The Information Security Act, as adopted, somewhat narrowed down, the difference that existed between the draft law, on the one hand, and the NIS2 Directive, on the other, in relation to sanctions for failure to meet the law’s requirements. Under the directive, the competent authorities of the EU member states may temporarily prohibit individuals at the chief executive officer or legal representative level in the essential entity from exercising managerial functions in the entity. That measure was not included either in the draft law in Serbia or in the subsequent bill introduced in the parliament. However, under the adopted version of the law, the cybersecurity inspectorate acting under the aegis of the Ministry of Telecommunications is entitled to initiate proceedings before a competent court or other competent authority to impose a prohibition of the performance of management functions on an individual at a managerial position whose actions prevented compliance with the law or obstructed the implementation of remedial measures prescribed by the inspectorate.
On the other hand, as stated above, the maximum fines for violations of the new Information Security Act are negligible (EUR 17,000 for essential entities and half of that amount for important entities) compared to those under the NIS2 Directive (the higher of a maximum of at least EUR 10 million or a maximum of at least 2% of the total worldwide annual turnover in the preceding financial year of the undertaking to which the essential entity belongs, and EUR 7 million or 1.4% respectively in the case of important entities).
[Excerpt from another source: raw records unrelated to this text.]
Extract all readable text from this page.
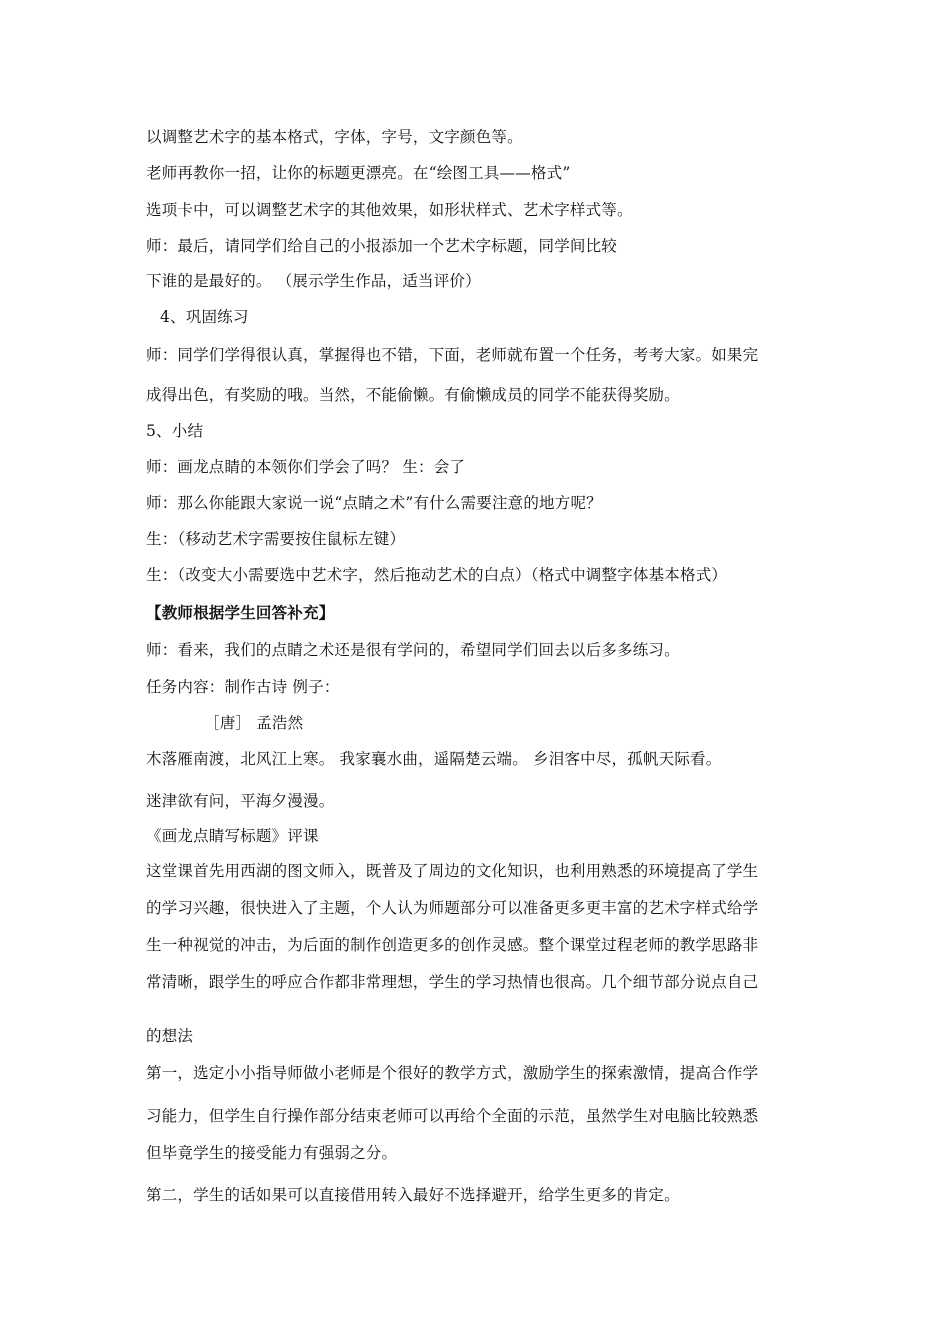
以调整艺术字的基本格式，字体，字号，文字颜色等。
老师再教你一招，让你的标题更漂亮。在“绘图工具——格式”
选项卡中，可以调整艺术字的其他效果，如形状样式、艺术字样式等。
师：最后，请同学们给自己的小报添加一个艺术字标题，同学间比较
下谁的是最好的。 （展示学生作品，适当评价）
4、巩固练习
师：同学们学得很认真，掌握得也不错，下面，老师就布置一个任务，考考大家。如果完
成得出色，有奖励的哦。当然，不能偷懒。有偷懒成员的同学不能获得奖励。
5、小结
师：画龙点睛的本领你们学会了吗？ 生：会了
师：那么你能跟大家说一说“点睛之术”有什么需要注意的地方呢？
生：（移动艺术字需要按住鼠标左键）
生：（改变大小需要选中艺术字，然后拖动艺术的白点）（格式中调整字体基本格式）
【教师根据学生回答补充】
师：看来，我们的点睛之术还是很有学问的，希望同学们回去以后多多练习。
任务内容：制作古诗 例子：
［唐］ 孟浩然
木落雁南渡，北风江上寒。 我家襄水曲，遥隔楚云端。 乡泪客中尽，孤帆天际看。
迷津欲有问，平海夕漫漫。
《画龙点睛写标题》评课
这堂课首先用西湖的图文师入，既普及了周边的文化知识，也利用熟悉的环境提高了学生
的学习兴趣，很快进入了主题，个人认为师题部分可以准备更多更丰富的艺术字样式给学
生一种视觉的冲击，为后面的制作创造更多的创作灵感。整个课堂过程老师的教学思路非
常清晰，跟学生的呼应合作都非常理想，学生的学习热情也很高。几个细节部分说点自己
的想法
第一，选定小小指导师做小老师是个很好的教学方式，激励学生的探索激情，提高合作学
习能力，但学生自行操作部分结束老师可以再给个全面的示范，虽然学生对电脑比较熟悉
但毕竟学生的接受能力有强弱之分。
第二，学生的话如果可以直接借用转入最好不选择避开，给学生更多的肯定。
The violations of the law are classified as infractions (petty offenses). Representatives of the government have cited in public that the penalties under the Information Security Act cannot be higher because the general Infractions Act imposes a EUR 17,000 higher limit. This explanation, however, is not convincing. The Competition Act, enacted in 2017, evaded the penalty limitations by choosing a different concept altogether: instead of “infraction penalties”, the sanctions under that law are called “administrative measures”. The Commission for Protection of Competition has been able to impose penalties in amounts far exceeding the non-deterring ones from the Infractions Act and the now-adopted Information Security Act. There is no reason of principle that would prevent the lawmakers from taking in other areas, including cybersecurity, the approach taken in the completion law field.
Deadlines for registration in a registry and enactment of internal acts:
- The government plans to enact by 31 December 2025 the implementing acts defining the criteria for the size of economic entities as the factor determining the status of essential or important entity, as well as regulating the procedure for registration of the entities in the official registry. Within 90 days from the enactment of the by-law on the registration procedure, the entities falling under the application of the law must apply for registration.
- The government must enact a series of other implementing acts within 12 months from 31 October 2025 (today). The entities will have to enact internal documents on risk assessment and risk-management measures within 18 months from today. In practice, this means that entities will have at least six months during which they will be able to work on internal documents using the acts issued by the government as guidelines.